There is also significant discord, according to the court filings, between Herb Wright and Sherra Wright, who "testified Lorenzen Wright distrusted his father and as a result removed his father from any control over his accounts and finances."
At the time of his death, Wright was operating under a child support order requiring him to pay $16,650 a month in child support and another $10,000 a month in alimony, for a total of $319,000 a year. That plan was concocted in 2009, in what would be the last year of Wright's NBA career. There was no amended plan filed after Wright left the NBA and his income dramatically declined.

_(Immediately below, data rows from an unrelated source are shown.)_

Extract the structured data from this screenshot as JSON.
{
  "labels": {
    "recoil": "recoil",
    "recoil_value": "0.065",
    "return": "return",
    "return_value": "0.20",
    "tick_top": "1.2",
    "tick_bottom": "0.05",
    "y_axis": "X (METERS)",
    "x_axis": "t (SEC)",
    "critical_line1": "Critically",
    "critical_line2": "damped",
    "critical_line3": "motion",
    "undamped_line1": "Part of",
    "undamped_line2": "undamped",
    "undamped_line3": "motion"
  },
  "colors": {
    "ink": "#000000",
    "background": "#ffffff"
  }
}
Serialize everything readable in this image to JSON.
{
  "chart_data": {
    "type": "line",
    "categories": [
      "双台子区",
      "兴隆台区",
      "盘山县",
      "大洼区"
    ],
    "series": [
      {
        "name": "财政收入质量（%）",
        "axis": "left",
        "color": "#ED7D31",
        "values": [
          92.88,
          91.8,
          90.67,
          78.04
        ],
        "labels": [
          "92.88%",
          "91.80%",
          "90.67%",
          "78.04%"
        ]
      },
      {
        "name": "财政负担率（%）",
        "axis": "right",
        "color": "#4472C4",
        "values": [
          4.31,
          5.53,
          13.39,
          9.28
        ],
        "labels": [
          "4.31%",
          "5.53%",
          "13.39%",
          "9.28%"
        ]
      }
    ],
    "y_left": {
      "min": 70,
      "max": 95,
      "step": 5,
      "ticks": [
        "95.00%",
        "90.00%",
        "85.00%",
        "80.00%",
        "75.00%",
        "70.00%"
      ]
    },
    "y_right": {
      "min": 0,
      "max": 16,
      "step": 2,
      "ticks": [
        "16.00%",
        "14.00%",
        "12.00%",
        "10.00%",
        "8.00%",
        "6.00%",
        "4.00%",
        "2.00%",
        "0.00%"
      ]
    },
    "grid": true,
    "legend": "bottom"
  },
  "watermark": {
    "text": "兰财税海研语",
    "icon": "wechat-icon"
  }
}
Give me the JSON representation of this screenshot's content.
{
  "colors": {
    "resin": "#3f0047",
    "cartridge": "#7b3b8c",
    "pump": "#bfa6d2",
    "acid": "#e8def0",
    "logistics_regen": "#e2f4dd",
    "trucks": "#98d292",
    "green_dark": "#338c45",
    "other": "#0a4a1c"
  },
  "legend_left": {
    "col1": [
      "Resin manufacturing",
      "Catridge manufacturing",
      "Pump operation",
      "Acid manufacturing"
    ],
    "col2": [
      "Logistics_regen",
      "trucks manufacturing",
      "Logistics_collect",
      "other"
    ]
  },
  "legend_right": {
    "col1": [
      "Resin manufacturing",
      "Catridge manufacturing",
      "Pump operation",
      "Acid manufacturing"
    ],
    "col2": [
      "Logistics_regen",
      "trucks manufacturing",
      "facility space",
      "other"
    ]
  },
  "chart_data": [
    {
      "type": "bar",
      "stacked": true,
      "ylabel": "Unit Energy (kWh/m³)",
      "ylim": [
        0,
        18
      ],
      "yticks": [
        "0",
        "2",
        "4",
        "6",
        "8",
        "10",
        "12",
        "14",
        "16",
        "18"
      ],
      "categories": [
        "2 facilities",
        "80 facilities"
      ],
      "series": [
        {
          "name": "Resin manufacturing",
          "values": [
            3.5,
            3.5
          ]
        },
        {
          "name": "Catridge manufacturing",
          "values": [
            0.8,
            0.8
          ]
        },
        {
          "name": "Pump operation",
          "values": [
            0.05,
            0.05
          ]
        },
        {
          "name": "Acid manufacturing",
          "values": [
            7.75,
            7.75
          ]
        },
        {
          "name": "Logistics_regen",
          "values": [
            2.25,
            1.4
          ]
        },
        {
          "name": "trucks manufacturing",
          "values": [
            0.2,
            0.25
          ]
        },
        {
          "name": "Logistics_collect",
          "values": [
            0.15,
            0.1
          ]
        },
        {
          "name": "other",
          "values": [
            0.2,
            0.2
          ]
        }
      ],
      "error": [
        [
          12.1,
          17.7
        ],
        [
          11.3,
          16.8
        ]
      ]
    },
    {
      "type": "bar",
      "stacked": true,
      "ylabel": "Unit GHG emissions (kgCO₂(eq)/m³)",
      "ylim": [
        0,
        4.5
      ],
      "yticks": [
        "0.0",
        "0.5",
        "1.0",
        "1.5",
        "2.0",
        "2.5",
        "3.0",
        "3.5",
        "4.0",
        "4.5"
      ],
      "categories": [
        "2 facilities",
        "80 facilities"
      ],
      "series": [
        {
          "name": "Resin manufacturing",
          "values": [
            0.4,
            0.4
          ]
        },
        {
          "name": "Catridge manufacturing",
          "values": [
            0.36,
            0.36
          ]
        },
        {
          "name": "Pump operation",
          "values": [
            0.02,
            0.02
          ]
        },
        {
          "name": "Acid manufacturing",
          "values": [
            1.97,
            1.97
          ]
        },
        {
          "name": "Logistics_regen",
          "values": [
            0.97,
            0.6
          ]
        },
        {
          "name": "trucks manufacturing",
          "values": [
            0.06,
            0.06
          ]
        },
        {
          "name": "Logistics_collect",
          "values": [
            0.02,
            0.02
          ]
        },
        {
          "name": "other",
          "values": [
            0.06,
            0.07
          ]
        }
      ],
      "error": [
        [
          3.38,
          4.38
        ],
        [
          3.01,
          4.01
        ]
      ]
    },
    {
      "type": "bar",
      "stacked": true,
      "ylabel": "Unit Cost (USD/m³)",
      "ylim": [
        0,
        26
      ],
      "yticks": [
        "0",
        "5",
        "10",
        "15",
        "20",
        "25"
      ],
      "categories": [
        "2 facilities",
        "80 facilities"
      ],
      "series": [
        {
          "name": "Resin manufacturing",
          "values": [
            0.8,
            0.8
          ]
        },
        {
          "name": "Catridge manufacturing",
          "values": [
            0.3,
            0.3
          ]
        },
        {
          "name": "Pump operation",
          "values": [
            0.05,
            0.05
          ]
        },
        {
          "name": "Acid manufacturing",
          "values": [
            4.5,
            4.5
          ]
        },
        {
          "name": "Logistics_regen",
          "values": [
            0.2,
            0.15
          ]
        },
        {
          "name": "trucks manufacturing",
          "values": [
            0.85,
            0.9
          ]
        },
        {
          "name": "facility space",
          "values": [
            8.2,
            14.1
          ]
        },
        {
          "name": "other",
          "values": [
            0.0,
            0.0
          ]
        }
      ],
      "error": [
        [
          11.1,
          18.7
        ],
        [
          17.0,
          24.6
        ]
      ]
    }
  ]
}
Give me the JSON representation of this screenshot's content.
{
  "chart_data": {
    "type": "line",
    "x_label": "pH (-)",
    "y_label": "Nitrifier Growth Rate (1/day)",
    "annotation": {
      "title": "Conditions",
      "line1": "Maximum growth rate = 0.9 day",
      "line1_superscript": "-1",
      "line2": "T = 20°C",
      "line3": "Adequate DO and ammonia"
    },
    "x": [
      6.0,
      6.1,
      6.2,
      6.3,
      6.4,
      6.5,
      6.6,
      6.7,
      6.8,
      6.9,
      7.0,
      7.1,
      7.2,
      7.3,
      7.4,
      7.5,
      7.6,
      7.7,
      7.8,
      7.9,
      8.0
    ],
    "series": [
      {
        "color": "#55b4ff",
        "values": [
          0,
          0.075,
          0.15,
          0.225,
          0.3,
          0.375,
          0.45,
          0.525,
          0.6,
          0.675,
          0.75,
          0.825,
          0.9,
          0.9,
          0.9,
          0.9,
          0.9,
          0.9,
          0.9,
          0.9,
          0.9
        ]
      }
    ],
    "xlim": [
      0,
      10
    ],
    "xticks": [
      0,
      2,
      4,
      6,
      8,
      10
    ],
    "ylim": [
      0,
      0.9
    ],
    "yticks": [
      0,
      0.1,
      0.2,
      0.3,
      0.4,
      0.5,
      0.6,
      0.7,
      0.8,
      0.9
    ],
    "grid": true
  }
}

It's tough to overstate the tragedy of Wright's fall. After Anfernee Hardaway, he was easily the most celebrated player in the basketball-rich city of Memphis. Like Hardaway, he was a high school legend turned Memphis Tiger, and like Hardaway he led the Tigers to the NCAA tournament and later became a lottery pick. He was never able to make a significant impact in the pros, though with $55 million in career earnings, "significant" is by definition a relative term. He deserved better than his tragic end, and the fact that acrimony from his passing continues to tear his family apart is an ongoing shame.
Well....we hope they took pictures and still have their memories.